In recent years, the demand of image compression models for machine vision has increased dramatically. However, the training frameworks of image compression still focus on the vision of human, maintaining the excessive perceptual details, thus have limitations in optimally reducing the bits per pixel in the case of performing machine vision tasks. In this paper, we propose Semantic-based Low-bitrate Image compression for Machines by leveraging diffusion, termed SLIM. This is a new effective training framework of image compression for machine vision, using a pretrained latent diffusion model.The compressor model of our method focuses only on the Region-of-Interest (RoI) areas for machine vision in the image latent, to compress it compactly.

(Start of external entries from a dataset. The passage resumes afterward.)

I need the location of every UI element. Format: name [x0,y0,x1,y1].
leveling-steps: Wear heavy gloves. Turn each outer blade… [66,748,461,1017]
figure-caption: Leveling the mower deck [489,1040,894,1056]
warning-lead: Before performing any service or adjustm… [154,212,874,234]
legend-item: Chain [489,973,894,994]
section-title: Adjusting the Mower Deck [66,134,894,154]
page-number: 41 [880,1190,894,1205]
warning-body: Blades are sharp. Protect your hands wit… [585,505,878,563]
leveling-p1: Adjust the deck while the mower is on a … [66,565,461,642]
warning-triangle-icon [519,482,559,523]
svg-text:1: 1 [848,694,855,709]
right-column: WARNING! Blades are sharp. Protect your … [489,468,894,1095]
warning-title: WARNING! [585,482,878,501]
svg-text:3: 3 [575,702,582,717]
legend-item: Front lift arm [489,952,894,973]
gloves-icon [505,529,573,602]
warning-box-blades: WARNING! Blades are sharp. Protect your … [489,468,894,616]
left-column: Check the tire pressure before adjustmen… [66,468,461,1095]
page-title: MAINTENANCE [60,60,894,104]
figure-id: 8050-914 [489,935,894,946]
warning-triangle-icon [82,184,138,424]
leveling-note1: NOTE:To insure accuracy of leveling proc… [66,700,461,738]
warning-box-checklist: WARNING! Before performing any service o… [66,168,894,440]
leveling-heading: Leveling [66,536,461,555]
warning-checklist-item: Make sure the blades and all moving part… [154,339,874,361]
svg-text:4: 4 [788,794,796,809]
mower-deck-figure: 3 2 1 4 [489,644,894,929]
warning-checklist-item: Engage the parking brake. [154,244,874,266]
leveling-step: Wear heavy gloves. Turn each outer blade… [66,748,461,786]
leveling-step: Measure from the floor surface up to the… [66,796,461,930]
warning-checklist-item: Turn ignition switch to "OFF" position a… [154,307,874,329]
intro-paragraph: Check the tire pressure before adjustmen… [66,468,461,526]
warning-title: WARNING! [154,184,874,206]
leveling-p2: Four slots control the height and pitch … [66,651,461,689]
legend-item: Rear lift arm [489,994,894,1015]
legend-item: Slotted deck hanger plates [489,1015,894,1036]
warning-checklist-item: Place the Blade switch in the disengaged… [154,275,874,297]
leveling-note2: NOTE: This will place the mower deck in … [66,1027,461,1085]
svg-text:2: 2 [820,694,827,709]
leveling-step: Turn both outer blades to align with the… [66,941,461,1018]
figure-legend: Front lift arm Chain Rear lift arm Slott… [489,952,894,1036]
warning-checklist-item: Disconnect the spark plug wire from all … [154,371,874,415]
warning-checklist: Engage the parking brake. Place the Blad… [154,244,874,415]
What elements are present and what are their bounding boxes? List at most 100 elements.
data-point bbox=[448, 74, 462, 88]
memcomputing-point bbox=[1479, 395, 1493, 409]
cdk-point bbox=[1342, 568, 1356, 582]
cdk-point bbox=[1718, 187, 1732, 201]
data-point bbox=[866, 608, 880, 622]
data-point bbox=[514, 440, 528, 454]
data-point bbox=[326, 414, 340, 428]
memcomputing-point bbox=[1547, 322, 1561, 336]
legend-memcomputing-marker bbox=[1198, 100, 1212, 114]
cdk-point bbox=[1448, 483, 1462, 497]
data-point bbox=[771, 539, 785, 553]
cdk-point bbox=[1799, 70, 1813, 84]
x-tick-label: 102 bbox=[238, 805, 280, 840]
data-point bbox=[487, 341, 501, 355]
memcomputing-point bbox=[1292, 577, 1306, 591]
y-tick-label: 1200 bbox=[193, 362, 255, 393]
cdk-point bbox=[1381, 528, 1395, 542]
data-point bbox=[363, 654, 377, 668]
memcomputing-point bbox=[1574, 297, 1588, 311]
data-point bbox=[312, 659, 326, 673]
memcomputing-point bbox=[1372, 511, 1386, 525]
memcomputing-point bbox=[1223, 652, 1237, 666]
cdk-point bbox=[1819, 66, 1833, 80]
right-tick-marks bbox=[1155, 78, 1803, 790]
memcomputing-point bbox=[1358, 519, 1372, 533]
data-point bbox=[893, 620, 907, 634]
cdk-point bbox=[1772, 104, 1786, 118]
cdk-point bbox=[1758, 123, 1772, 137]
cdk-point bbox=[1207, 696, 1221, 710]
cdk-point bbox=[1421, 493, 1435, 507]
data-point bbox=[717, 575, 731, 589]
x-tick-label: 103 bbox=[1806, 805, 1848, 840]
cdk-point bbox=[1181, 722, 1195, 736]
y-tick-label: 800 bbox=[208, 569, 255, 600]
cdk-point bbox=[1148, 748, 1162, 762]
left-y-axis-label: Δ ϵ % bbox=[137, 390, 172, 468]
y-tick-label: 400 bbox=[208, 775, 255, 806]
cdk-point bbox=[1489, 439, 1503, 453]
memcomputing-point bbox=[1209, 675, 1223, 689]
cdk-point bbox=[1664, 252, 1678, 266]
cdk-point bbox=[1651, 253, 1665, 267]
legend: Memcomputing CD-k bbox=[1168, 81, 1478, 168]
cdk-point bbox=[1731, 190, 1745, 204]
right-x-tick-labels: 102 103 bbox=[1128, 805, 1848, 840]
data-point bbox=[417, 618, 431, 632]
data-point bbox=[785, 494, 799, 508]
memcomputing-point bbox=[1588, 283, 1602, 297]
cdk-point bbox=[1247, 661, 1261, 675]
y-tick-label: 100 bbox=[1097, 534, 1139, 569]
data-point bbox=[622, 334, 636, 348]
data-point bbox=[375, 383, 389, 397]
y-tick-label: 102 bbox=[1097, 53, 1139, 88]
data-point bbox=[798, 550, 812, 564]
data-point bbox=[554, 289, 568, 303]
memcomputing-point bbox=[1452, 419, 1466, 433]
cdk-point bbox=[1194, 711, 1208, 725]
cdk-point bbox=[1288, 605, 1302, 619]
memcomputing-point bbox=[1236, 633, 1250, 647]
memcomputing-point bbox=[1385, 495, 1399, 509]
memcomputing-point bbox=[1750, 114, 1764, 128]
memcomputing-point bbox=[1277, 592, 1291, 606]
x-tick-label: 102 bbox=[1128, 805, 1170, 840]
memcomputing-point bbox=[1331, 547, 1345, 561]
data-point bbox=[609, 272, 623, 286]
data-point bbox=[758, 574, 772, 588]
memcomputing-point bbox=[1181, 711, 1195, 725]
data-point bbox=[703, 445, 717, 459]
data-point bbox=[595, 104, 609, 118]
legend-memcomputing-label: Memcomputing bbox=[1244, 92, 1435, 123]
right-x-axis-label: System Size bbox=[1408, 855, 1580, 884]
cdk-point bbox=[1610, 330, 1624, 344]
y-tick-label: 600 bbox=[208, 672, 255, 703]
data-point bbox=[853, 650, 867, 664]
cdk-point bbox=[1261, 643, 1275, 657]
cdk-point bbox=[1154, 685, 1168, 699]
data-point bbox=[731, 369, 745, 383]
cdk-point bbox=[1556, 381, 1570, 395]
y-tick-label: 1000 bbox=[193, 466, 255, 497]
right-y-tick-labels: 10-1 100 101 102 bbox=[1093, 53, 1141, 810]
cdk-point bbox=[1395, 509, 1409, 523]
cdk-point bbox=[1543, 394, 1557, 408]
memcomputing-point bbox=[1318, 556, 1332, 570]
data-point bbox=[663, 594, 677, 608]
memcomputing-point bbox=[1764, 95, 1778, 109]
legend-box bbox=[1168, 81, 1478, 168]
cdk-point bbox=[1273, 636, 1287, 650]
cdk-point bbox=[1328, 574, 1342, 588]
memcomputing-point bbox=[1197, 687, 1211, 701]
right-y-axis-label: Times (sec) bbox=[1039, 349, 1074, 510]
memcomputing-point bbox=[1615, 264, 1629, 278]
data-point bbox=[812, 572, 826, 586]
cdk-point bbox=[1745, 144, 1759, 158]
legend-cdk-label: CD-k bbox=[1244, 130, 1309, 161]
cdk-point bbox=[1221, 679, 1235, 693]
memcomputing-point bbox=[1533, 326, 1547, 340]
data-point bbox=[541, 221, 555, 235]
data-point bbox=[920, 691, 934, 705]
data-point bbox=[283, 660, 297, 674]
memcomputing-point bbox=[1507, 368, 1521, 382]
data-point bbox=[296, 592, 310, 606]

Then the pretrained Unet model enhances the decompressed latent, utilizing a RoI-focused text caption which containing semantic information of the image. Therefore, SLIM is able to focus on RoI areas of the image without any guide mask at the inference stage, achieving low bitrate when compressing. And SLIM is also able to enhance a decompressed latent by denoising steps, so the final reconstructed image from the enhanced latent can be optimized for the machine vision task while still containing perceptual details for human vision. Experimental results show that SLIM achieves a higher classification accuracy in the same bits per pixel condition, compared to conventional image compression models for machines.